Slavery in the Gulf States

21 March 2014
Hamza Culin

Migrant workers are suffering in the countries of the Cooperation Council for the Arab States of the Gulf (CCASG). Despite being essential to Gulf economies, they endure horrible conditions comparable to 19th century slavery.

There are 16 million foreign workers in the CCASG countries – 40 per cent of the total population and more than 60 percent of the workforce. In Qatar, Kuwait and the United Arab Emirates, they are a majority of the total population; in the UAE, they account for more than 80 percent. In Qatar, migrants are 95 percent of the 1.3 million-strong workforce.

The employment of large numbers of foreign workers has been a structural imperative, because the oil-related industries depend on the import of foreign technologies and knowledge and skills lacking in the local population. Foreign workers have become the dominant workforce in many sectors.

Long working hours, unsafe conditions, unpaid wages and passport confiscation are some of the crimes committed against migrant workers across the CCAG countries.

Qatar in particular has a terrible record. While the ruling elite celebrate winning the right to host the FIFA world cup in 2022, workers are forced to work at breakneck speeds to build the infrastructure. They are paying with their lives.

Human rights organisation Pravasi Nepali Co-ordination Committee estimates that 400 Nepalese construction workers have died on building sites since works for the sporting event started. The fact that Nepalese workers are only 20 percent of Qatar's migrant workforce makes this statistic even more disturbing.

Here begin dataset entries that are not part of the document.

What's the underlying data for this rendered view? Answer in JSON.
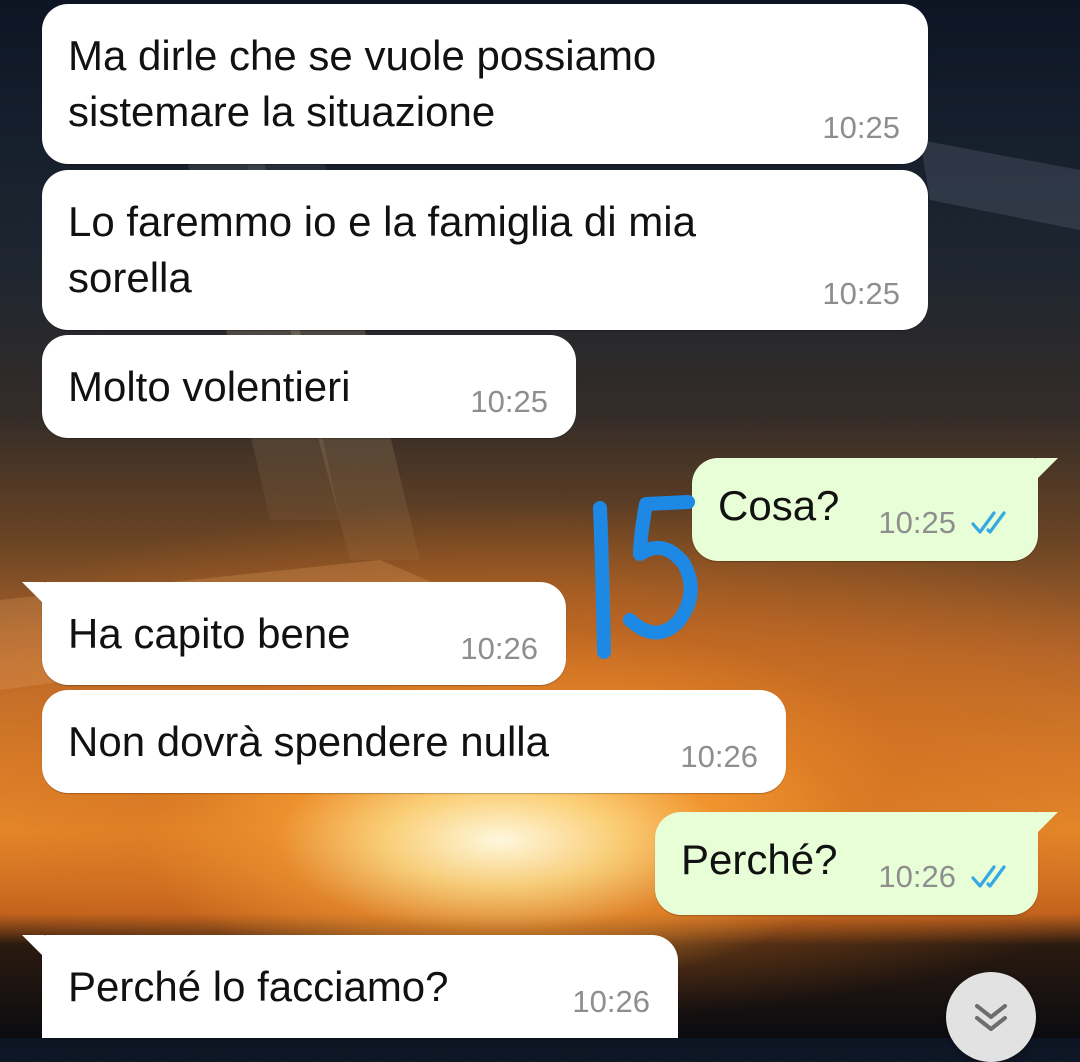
{
  "messages": [
    {
      "direction": "incoming",
      "text": "Ma dirle che se vuole possiamo\nsistemare la situazione",
      "time": "10:25"
    },
    {
      "direction": "incoming",
      "text": "Lo faremmo io e la famiglia di mia\nsorella",
      "time": "10:25"
    },
    {
      "direction": "incoming",
      "text": "Molto volentieri",
      "time": "10:25"
    },
    {
      "direction": "outgoing",
      "text": "Cosa?",
      "time": "10:25",
      "status": "read"
    },
    {
      "direction": "incoming",
      "text": "Ha capito bene",
      "time": "10:26"
    },
    {
      "direction": "incoming",
      "text": "Non dovrà spendere nulla",
      "time": "10:26"
    },
    {
      "direction": "outgoing",
      "text": "Perché?",
      "time": "10:26",
      "status": "read"
    },
    {
      "direction": "incoming",
      "text": "Perché lo facciamo?",
      "time": "10:26"
    }
  ],
  "annotation": {
    "text": "15",
    "color": "#1e88e5"
  },
  "colors": {
    "incoming_bubble": "#ffffff",
    "outgoing_bubble": "#e8fed6",
    "timestamp": "#8e8e8e",
    "read_ticks": "#34a9e4"
  },
  "icons": {
    "read_receipt": "double-check-icon",
    "scroll_down": "double-chevron-down-icon"
  }
}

While the total number of deaths on construction sites is unknown, the International Trade Union Confederation estimates that 4,000 more workers could die in Qatar even before the World Cup kicks off.

None of this concerns the governments of oil-rich CCASG countries in the slightest. In fact, practices like passport confiscation aren’t punishable. Laws also deny workers the right to form trade unions.

Under the Kafala system, all migrant workers in the CCASG countries are required to have an in-country sponsor, usually their employer, who is responsible for their employment and legal status. Any violation can result in a worker being deported.

But not all foreign nationals in CCASG countries get treated this way. Rich foreign CEOs live in villas and gated communities, while migrant workers are forced to live in overcrowded labour camps. Their passports aren’t confiscated, and they always get paid on time.